Universal annotation of the human genome through integration of over a thousand epigenomic datasets

Background: Genome-wide maps of chromatin marks such as histone modifications and open chromatin sites provide valuable information for annotating the noncoding genome, including identifying regulatory elements. Computational approaches such as ChromHMM have been applied to discover and annotate chromatin states defined by combinatorial and spatial patterns of chromatin marks within the same cell type. An alternative stacked modeling approach was previously suggested, where chromatin states are defined jointly from datasets of multiple cell types to produce a single universal genome annotation based on all datasets. Despite its potential benefits for applications that are not specific to one cell type, such an approach was previously applied only for small-scale specialized purposes. Large-scale applications of stacked modeling have previously posed scalability challenges. Results: Using a version of ChromHMM enhanced for large-scale applications, we apply the stacked modeling approach to produce a universal chromatin state annotation of the human genome using over 1000 datasets from more than 100 cell types, with the learned model denoted as the full-stack model.

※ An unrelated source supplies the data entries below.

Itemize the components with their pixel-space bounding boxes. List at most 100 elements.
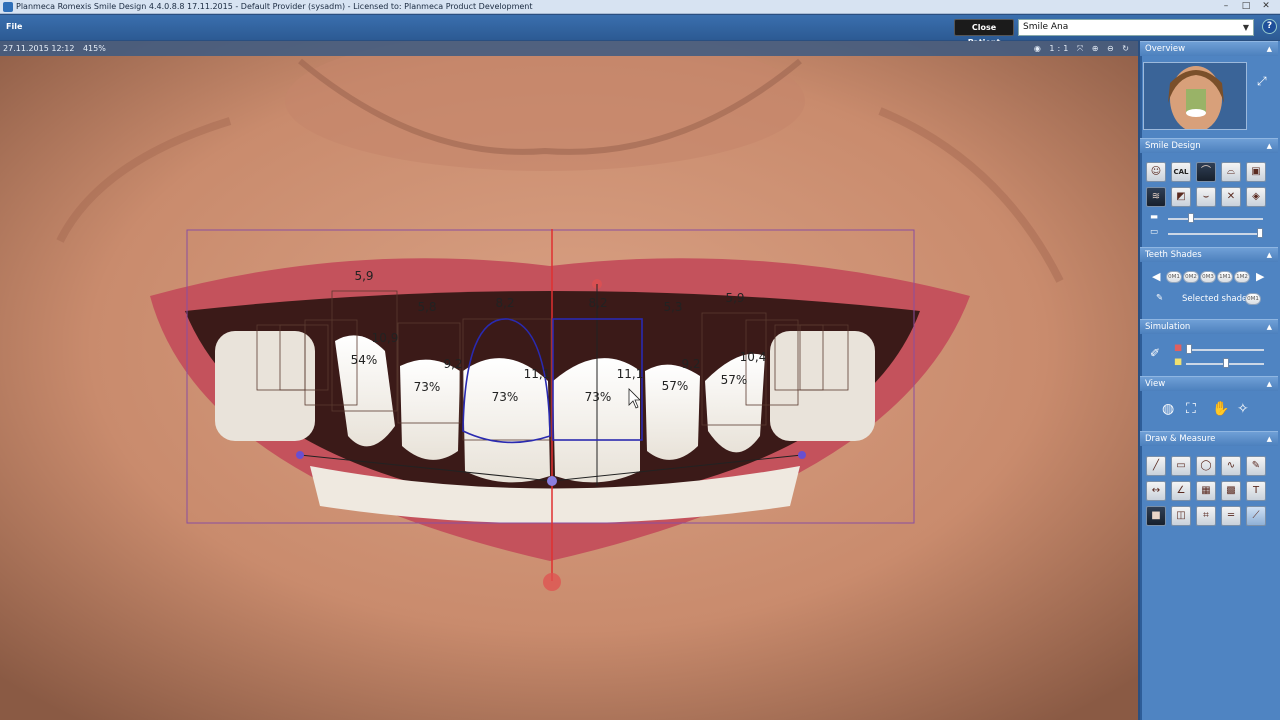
collapse-icon: ▲	[1266, 435, 1272, 443]
help-button[interactable]: ?	[1262, 19, 1277, 34]
view-header[interactable]: View ▲	[1140, 376, 1278, 391]
zoom-in-icon[interactable]: ⊕	[1092, 44, 1102, 53]
tooth-width-6: 5,9	[725, 291, 744, 305]
patient-name: Smile Ana	[1023, 22, 1069, 32]
eyedropper-icon[interactable]: ✎	[1156, 293, 1163, 303]
shade-chip[interactable]: 0M2	[1183, 271, 1199, 283]
rotate-icon[interactable]: ↻	[1122, 44, 1132, 53]
calibrate-icon[interactable]: ⟋	[1246, 506, 1266, 526]
collapse-icon: ▲	[1266, 142, 1272, 150]
close-window-button[interactable]: ✕	[1258, 1, 1274, 12]
menu-file[interactable]: File	[6, 22, 22, 31]
tooth-height-3: 11,1	[524, 367, 551, 381]
overview-header[interactable]: Overview ▲	[1140, 41, 1278, 56]
fill-icon[interactable]: ■	[1146, 506, 1166, 526]
size-slider-knob[interactable]	[1188, 213, 1194, 223]
draw-ellipse-icon[interactable]: ◯	[1196, 456, 1216, 476]
expand-icon[interactable]: ⤢	[1257, 74, 1267, 89]
tooth-ratio-3: 73%	[492, 390, 519, 404]
collapse-icon: ▲	[1266, 251, 1272, 259]
tooth-ratio-4: 73%	[585, 390, 612, 404]
brush-icon[interactable]: ✐	[1150, 346, 1160, 360]
draw-pen-icon[interactable]: ✎	[1246, 456, 1266, 476]
ruler-h-icon[interactable]: ═	[1221, 506, 1241, 526]
face-thumbnail-icon	[1144, 63, 1246, 129]
face-view-icon[interactable]: ◍	[1162, 401, 1174, 417]
smile-design-header[interactable]: Smile Design ▲	[1140, 138, 1278, 153]
hand-pan-icon[interactable]: ✋	[1212, 401, 1229, 417]
smile-photo: 5,9 10,9 54% 5,8 9,2 73% 8,2 11,1 73% 8,…	[0, 41, 1138, 720]
fit-screen-icon[interactable]: ⛶	[1186, 401, 1196, 417]
magic-wand-icon[interactable]: ✧	[1237, 401, 1249, 417]
crop-icon[interactable]: ⌗	[1196, 506, 1216, 526]
fit-icon[interactable]: ⤧	[1077, 44, 1086, 53]
tooth-ratio-1: 54%	[351, 353, 378, 367]
patient-select[interactable]: Smile Ana ▼	[1018, 19, 1254, 36]
overview-thumbnail[interactable]	[1143, 62, 1247, 130]
collapse-icon: ▲	[1266, 323, 1272, 331]
simulation-slider-1[interactable]	[1186, 349, 1264, 351]
light-swatch-icon: ■	[1174, 357, 1183, 367]
arch-icon[interactable]: ⌓	[1221, 162, 1241, 182]
shade-next-icon[interactable]: ▶	[1256, 270, 1264, 283]
viewer-tools: ◉ 1:1 ⤧ ⊕ ⊖ ↻	[1034, 41, 1132, 56]
tooth-outline-icon[interactable]: ⌒	[1196, 162, 1216, 182]
zoom-out-icon[interactable]: ⊖	[1107, 44, 1117, 53]
measure-text-icon[interactable]: T	[1246, 481, 1266, 501]
image-timestamp: 27.11.2015 12:12	[3, 44, 75, 53]
measure-grid-icon[interactable]: ▦	[1196, 481, 1216, 501]
measure-line-icon[interactable]: ↔	[1146, 481, 1166, 501]
stamp-icon[interactable]: ◫	[1171, 506, 1191, 526]
selected-shade-chip: 0M1	[1245, 293, 1261, 305]
measure-angle-icon[interactable]: ∠	[1171, 481, 1191, 501]
simulation-header[interactable]: Simulation ▲	[1140, 319, 1278, 334]
close-patient-button[interactable]: Close Patient	[954, 19, 1014, 47]
upper-teeth-icon[interactable]: ≋	[1146, 187, 1166, 207]
tooth-ratio-6: 57%	[721, 373, 748, 387]
color-swatch-icon: ■	[1174, 343, 1183, 353]
image-viewer[interactable]: 5,9 10,9 54% 5,8 9,2 73% 8,2 11,1 73% 8,…	[0, 41, 1138, 720]
selected-shade-label: Selected shade	[1182, 294, 1248, 304]
tooth-ratio-5: 57%	[662, 379, 689, 393]
draw-line-icon[interactable]: ╱	[1146, 456, 1166, 476]
eye-icon[interactable]: ◉	[1034, 44, 1044, 53]
title-bar: Planmeca Romexis Smile Design 4.4.0.8.8 …	[0, 0, 1280, 14]
zoom-level: 415%	[82, 44, 106, 53]
app-icon	[3, 2, 13, 12]
draw-curve-icon[interactable]: ∿	[1221, 456, 1241, 476]
draw-rect-icon[interactable]: ▭	[1171, 456, 1191, 476]
opacity-slider[interactable]	[1168, 233, 1263, 235]
delete-tooth-icon[interactable]: ✕	[1221, 187, 1241, 207]
shade-chip[interactable]: 1M1	[1217, 271, 1233, 283]
brightness-icon: ▭	[1150, 227, 1159, 237]
window-title: Planmeca Romexis Smile Design 4.4.0.8.8 …	[16, 2, 533, 11]
tooth-width-2: 5,8	[417, 300, 436, 314]
ruler-icon: ▬	[1150, 212, 1159, 222]
tooth-library-icon[interactable]: ▣	[1246, 162, 1266, 182]
measure-area-icon[interactable]: ▩	[1221, 481, 1241, 501]
shade-chip[interactable]: 1M2	[1234, 271, 1250, 283]
collapse-icon: ▲	[1266, 45, 1272, 53]
tooth-width-5: 5,3	[663, 300, 682, 314]
zoom-1-1-button[interactable]: 1:1	[1049, 44, 1071, 53]
maximize-button[interactable]: □	[1238, 1, 1254, 12]
draw-measure-header[interactable]: Draw & Measure ▲	[1140, 431, 1278, 446]
face-icon[interactable]: ☺	[1146, 162, 1166, 182]
tooth-edit-icon[interactable]: ◩	[1171, 187, 1191, 207]
shade-prev-icon[interactable]: ◀	[1152, 270, 1160, 283]
shade-chip[interactable]: 0M1	[1166, 271, 1182, 283]
tooth-3d-icon[interactable]: ◈	[1246, 187, 1266, 207]
shade-chip[interactable]: 0M3	[1200, 271, 1216, 283]
simulation-slider-2-knob[interactable]	[1223, 358, 1229, 368]
opacity-slider-knob[interactable]	[1257, 228, 1263, 238]
calibrate-button[interactable]: CAL	[1171, 162, 1191, 182]
tooth-width-4: 8,2	[588, 296, 607, 310]
minimize-button[interactable]: –	[1218, 1, 1234, 12]
draw-measure-title: Draw & Measure	[1145, 434, 1216, 444]
simulation-slider-1-knob[interactable]	[1186, 344, 1192, 354]
teeth-shades-header[interactable]: Teeth Shades ▲	[1140, 247, 1278, 262]
lower-teeth-icon[interactable]: ⌣	[1196, 187, 1216, 207]
simulation-title: Simulation	[1145, 322, 1191, 332]
size-slider[interactable]	[1168, 218, 1263, 220]
collapse-icon: ▲	[1266, 380, 1272, 388]
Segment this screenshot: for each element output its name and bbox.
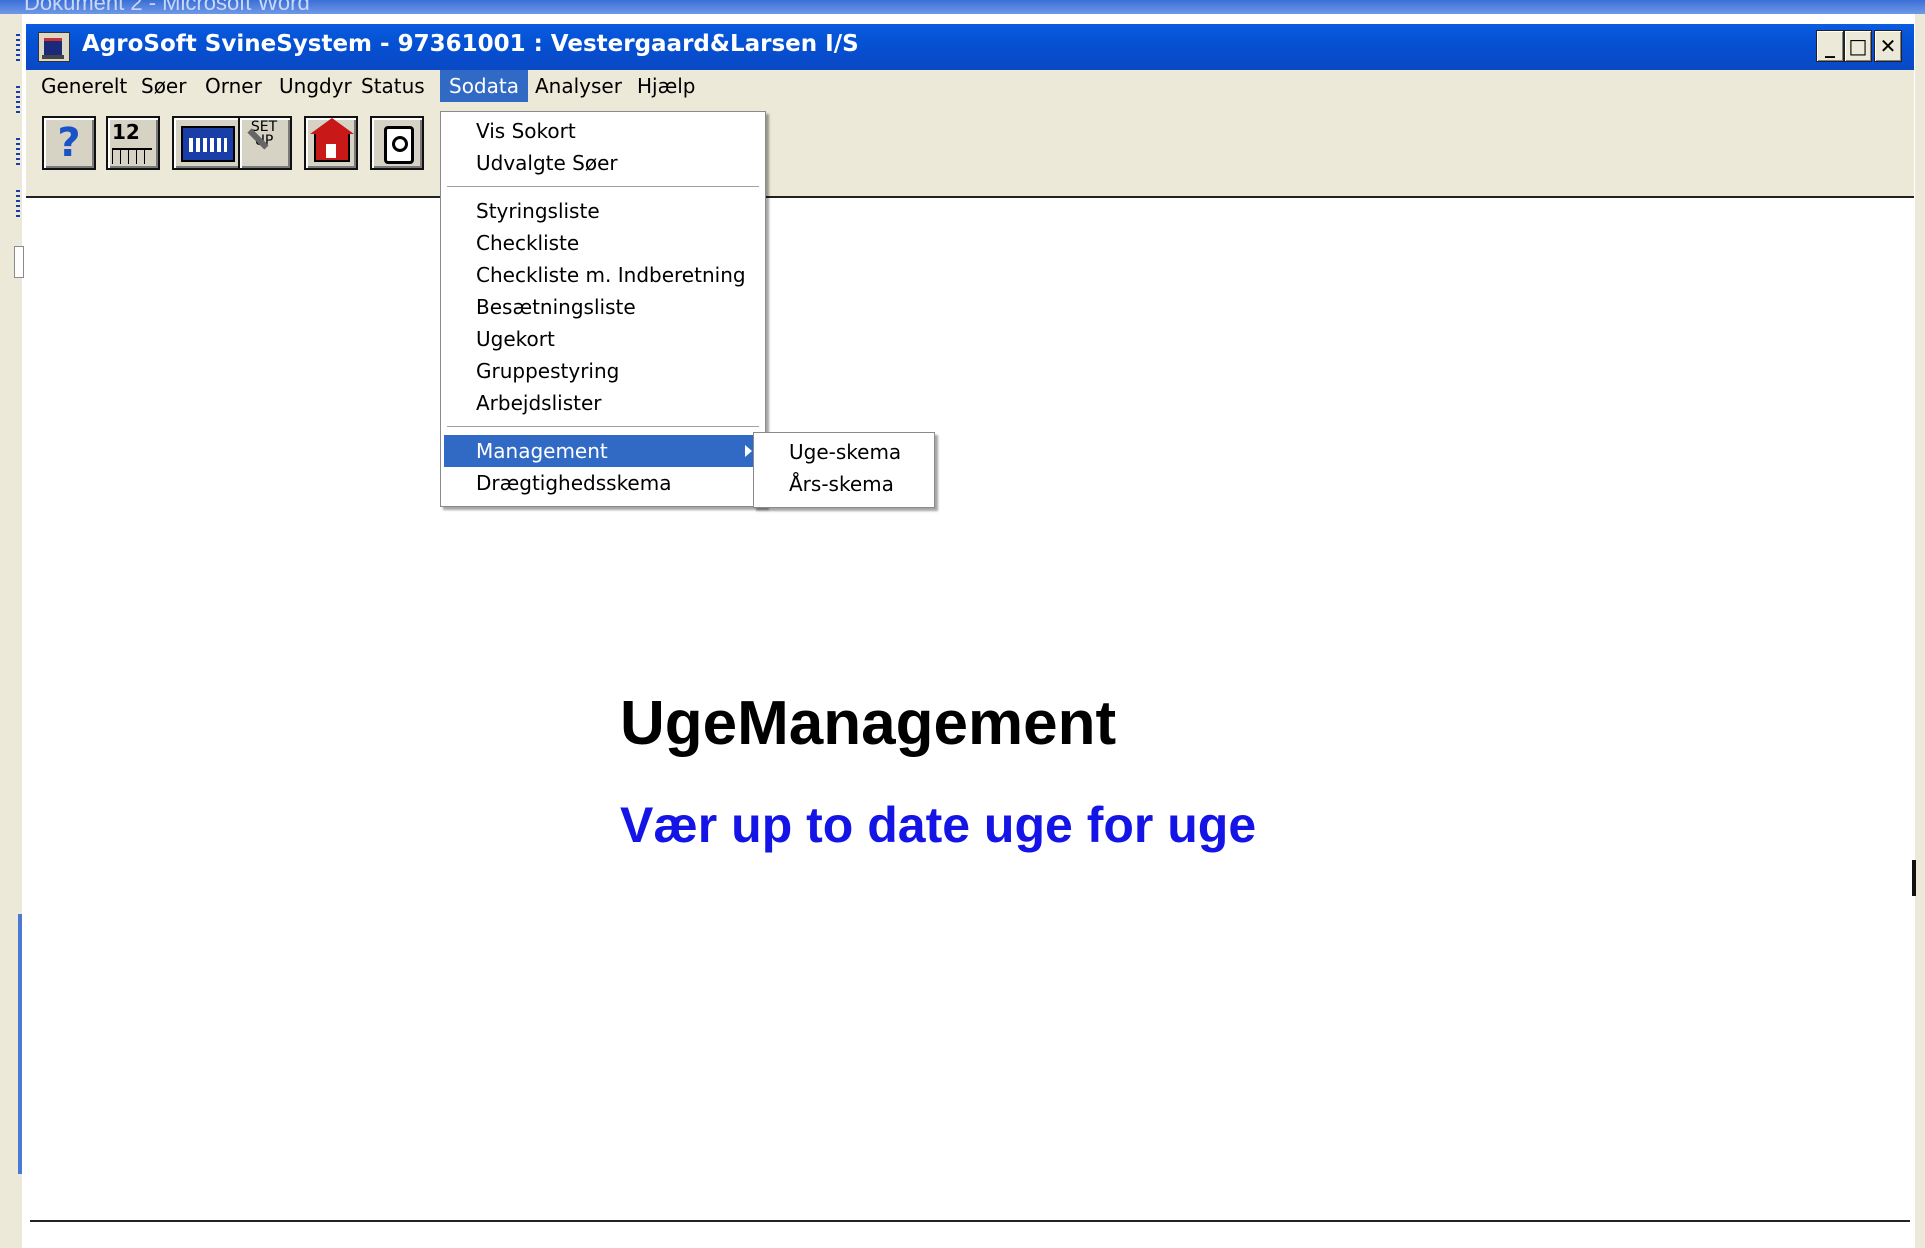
background-word-title: Dokument 2 - Microsoft Word	[24, 0, 310, 14]
submenu-arrow-icon	[745, 445, 752, 457]
menu-hjaelp[interactable]: Hjælp	[628, 70, 705, 102]
vertical-ruler-line	[18, 914, 22, 1174]
menu-ungdyr[interactable]: Ungdyr	[270, 70, 361, 102]
ruler-marker	[14, 246, 24, 278]
menu-item-vis-sokort[interactable]: Vis Sokort	[444, 115, 762, 147]
menu-generelt[interactable]: Generelt	[32, 70, 136, 102]
menu-item-udvalgte-soer[interactable]: Udvalgte Søer	[444, 147, 762, 179]
menu-item-arbejdslister[interactable]: Arbejdslister	[444, 387, 762, 419]
menu-item-styringsliste[interactable]: Styringsliste	[444, 195, 762, 227]
calendar-button[interactable]: 12	[106, 116, 160, 170]
toolbar-grip-icon	[16, 34, 20, 64]
menu-item-management-label: Management	[476, 439, 608, 463]
menu-item-gruppestyring[interactable]: Gruppestyring	[444, 355, 762, 387]
menu-item-uge-skema[interactable]: Uge-skema	[757, 436, 931, 468]
setup-button[interactable]: SET UP	[238, 116, 292, 170]
menu-status[interactable]: Status	[352, 70, 434, 102]
minimize-button[interactable]: _	[1816, 30, 1844, 62]
menu-sodata[interactable]: Sodata	[440, 70, 528, 102]
background-word-left-strip	[0, 14, 24, 1248]
toolbar: ? 12 SET UP	[26, 102, 1914, 198]
maximize-button[interactable]: □	[1844, 30, 1872, 62]
menu-item-checkliste[interactable]: Checkliste	[444, 227, 762, 259]
home-icon	[310, 118, 354, 162]
exit-icon	[384, 126, 414, 164]
menu-analyser[interactable]: Analyser	[526, 70, 631, 102]
menu-item-ugekort[interactable]: Ugekort	[444, 323, 762, 355]
slide-heading: UgeManagement	[620, 689, 1117, 758]
calculator-button[interactable]	[172, 116, 242, 170]
agrosoft-window: AgroSoft SvineSystem - 97361001 : Vester…	[26, 24, 1914, 1248]
window-edge-mark	[1912, 860, 1916, 896]
toolbar-grip-icon	[16, 138, 20, 168]
menu-orner[interactable]: Orner	[196, 70, 271, 102]
slide-subheading: Vær up to date uge for uge	[620, 797, 1257, 853]
menu-item-besaetningsliste[interactable]: Besætningsliste	[444, 291, 762, 323]
background-word-titlebar: Dokument 2 - Microsoft Word	[0, 0, 1925, 14]
sodata-dropdown: Vis Sokort Udvalgte Søer Styringsliste C…	[440, 111, 766, 507]
agrosoft-app-icon[interactable]	[38, 32, 70, 62]
calendar-icon: 12	[112, 120, 140, 144]
titlebar[interactable]: AgroSoft SvineSystem - 97361001 : Vester…	[26, 24, 1914, 70]
menu-separator	[447, 186, 759, 188]
menu-soer[interactable]: Søer	[132, 70, 195, 102]
help-icon: ?	[57, 120, 81, 166]
menu-item-draegtighedsskema[interactable]: Drægtighedsskema	[444, 467, 762, 499]
help-button[interactable]: ?	[42, 116, 96, 170]
toolbar-grip-icon	[16, 86, 20, 116]
calculator-icon	[181, 126, 235, 162]
background-word-right-strip	[1915, 14, 1925, 1248]
management-submenu: Uge-skema Års-skema	[753, 432, 935, 508]
menu-item-checkliste-indberetning[interactable]: Checkliste m. Indberetning	[444, 259, 762, 291]
status-divider	[30, 1220, 1910, 1222]
home-button[interactable]	[304, 116, 358, 170]
exit-button[interactable]	[370, 116, 424, 170]
close-button[interactable]: ✕	[1874, 30, 1902, 62]
calendar-grid-icon	[112, 148, 152, 164]
menubar: Generelt Søer Orner Ungdyr Status Sodata…	[26, 70, 1914, 102]
menu-separator	[447, 426, 759, 428]
toolbar-grip-icon	[16, 190, 20, 220]
menu-item-management[interactable]: Management	[444, 435, 762, 467]
window-title: AgroSoft SvineSystem - 97361001 : Vester…	[82, 31, 859, 57]
menu-item-aars-skema[interactable]: Års-skema	[757, 468, 931, 500]
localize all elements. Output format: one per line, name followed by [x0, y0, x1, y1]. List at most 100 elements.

The full-stack model states show distinct enrichments for external genomic annotations, which we use in characterizing each state. Compared to per-cell-type annotations, the full-stack annotations directly differentiate constitutive from cell type-specific activity and is more predictive of locations of external genomic annotations. Conclusions: The full-stack ChromHMM model provides a universal chromatin state annotation of the genome and a unified global view of over 1000 datasets. We expect this to be a useful resource that complements existing per-cell-type annotations for studying the non-coding human genome.

Automated summary

This study proposes a new stacked modeling approach to generate a universal chromatin state annotation based on multiple cell type datasets. Compared to per-cell-type annotations, the full-stack annotation can directly differentiate constitutive from cell type-specific activity and predict the locations of external genomic annotations more accurately.